So is the Paris climate deal any COP?
It’s the Monday after the week before. They did it in Paris, signing an international treaty to tackle climate change, the world is rejoicing and the climate change deniers are left bleating ineffectually into their beer.
What did we get? Just this:
- A commitment by 195 countries to keep temperature rises to 2°C, with an aspirational target of 1.5°C;
- A mechanism to keep updating and reporting individual countries’ commitment (known as INDCs);
- Various mechanisms to transfer technology and cash from richer countries to poorer.
There was an interesting transition while the ink was drying on the agreement. The knee-jerk reaction of many NGOs was to condemn the proposals as ‘weak’ and a ‘betrayal’ – mainly because the INDCs were not ‘legally binding’. By this morning’s papers, those same NGOs seemed to have reeled in their reaction to ‘good, but not perfect’.

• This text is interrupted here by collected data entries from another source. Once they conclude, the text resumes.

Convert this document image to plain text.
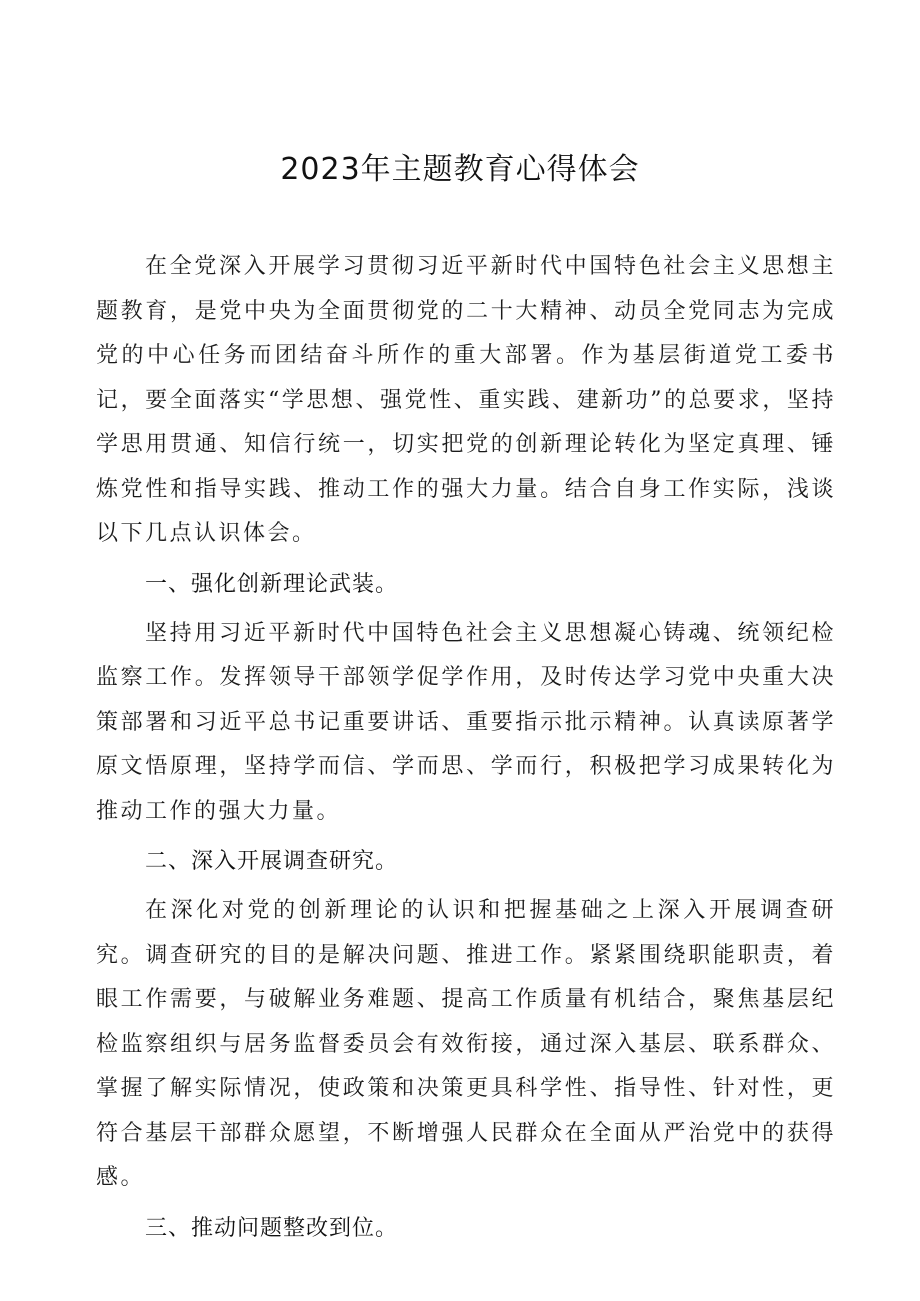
2023年主题教育心得体会

在全党深入开展学习贯彻习近平新时代中国特色社会主义思想主题教育，是党中央为全面贯彻党的二十大精神、动员全党同志为完成党的中心任务而团结奋斗所作的重大部署。作为基层街道党工委书记，要全面落实“学思想、强党性、重实践、建新功”的总要求，坚持学思用贯通、知信行统一，切实把党的创新理论转化为坚定真理、锤炼党性和指导实践、推动工作的强大力量。结合自身工作实际，浅谈以下几点认识体会。

一、强化创新理论武装。

坚持用习近平新时代中国特色社会主义思想凝心铸魂、统领纪检监察工作。发挥领导干部领学促学作用，及时传达学习党中央重大决策部署和习近平总书记重要讲话、重要指示批示精神。认真读原著学原文悟原理，坚持学而信、学而思、学而行，积极把学习成果转化为推动工作的强大力量。

二、深入开展调查研究。

在深化对党的创新理论的认识和把握基础之上深入开展调查研究。调查研究的目的是解决问题、推进工作。紧紧围绕职能职责，着眼工作需要，与破解业务难题、提高工作质量有机结合，聚焦基层纪检监察组织与居务监督委员会有效衔接，通过深入基层、联系群众、掌握了解实际情况，使政策和决策更具科学性、指导性、针对性，更符合基层干部群众愿望，不断增强人民群众在全面从严治党中的获得感。

三、推动问题整改到位。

Indeed ‘good, but not perfect’ seems to be the verdict of the commentariat, but I disagree. I think the flexibility of the part-binding/part voluntary agreement will turn out to be its strength, much in the way a tree will flex in the wind but not break.
For a start, I don’t think there’s any such thing as ‘legally binding’ when it comes to such agreements. As one wag put it, “who’s going to invade Canada if they fall short?” Rigidity will encourage default, not enforce it and a rigid agreement would never have been signed. Peer pressure got the agreement signed, lets use it to drive it forward.
Secondly, Governments, technology and society changes, often abruptly. Different countries have differently cultures, demographics and geographic – the UK won’t be doing concentrated solar any time soon, Chad unlikely to invest in offshore wind. The flexibility will encourage innovation, investment and bring market forces to bear.
Thirdly, the part-voluntary nature undermines the argument from the loony end of the climate denier scale that climate change was invented by communists angry at the fall of the Soviet Union who wanted a world socialist Government. Left-leaning Governments can use more interventionist efforts, right-leaning Governments can use market mechanisms. Horses for courses.
And lastly, let’s congratulate the French. Just weeks after those horrific, nihilistic attacks in Paris, the French President François Hollande and his colleagues steered through an agreement to make the world a better place. It helps restore my faith in humanity. Bravo!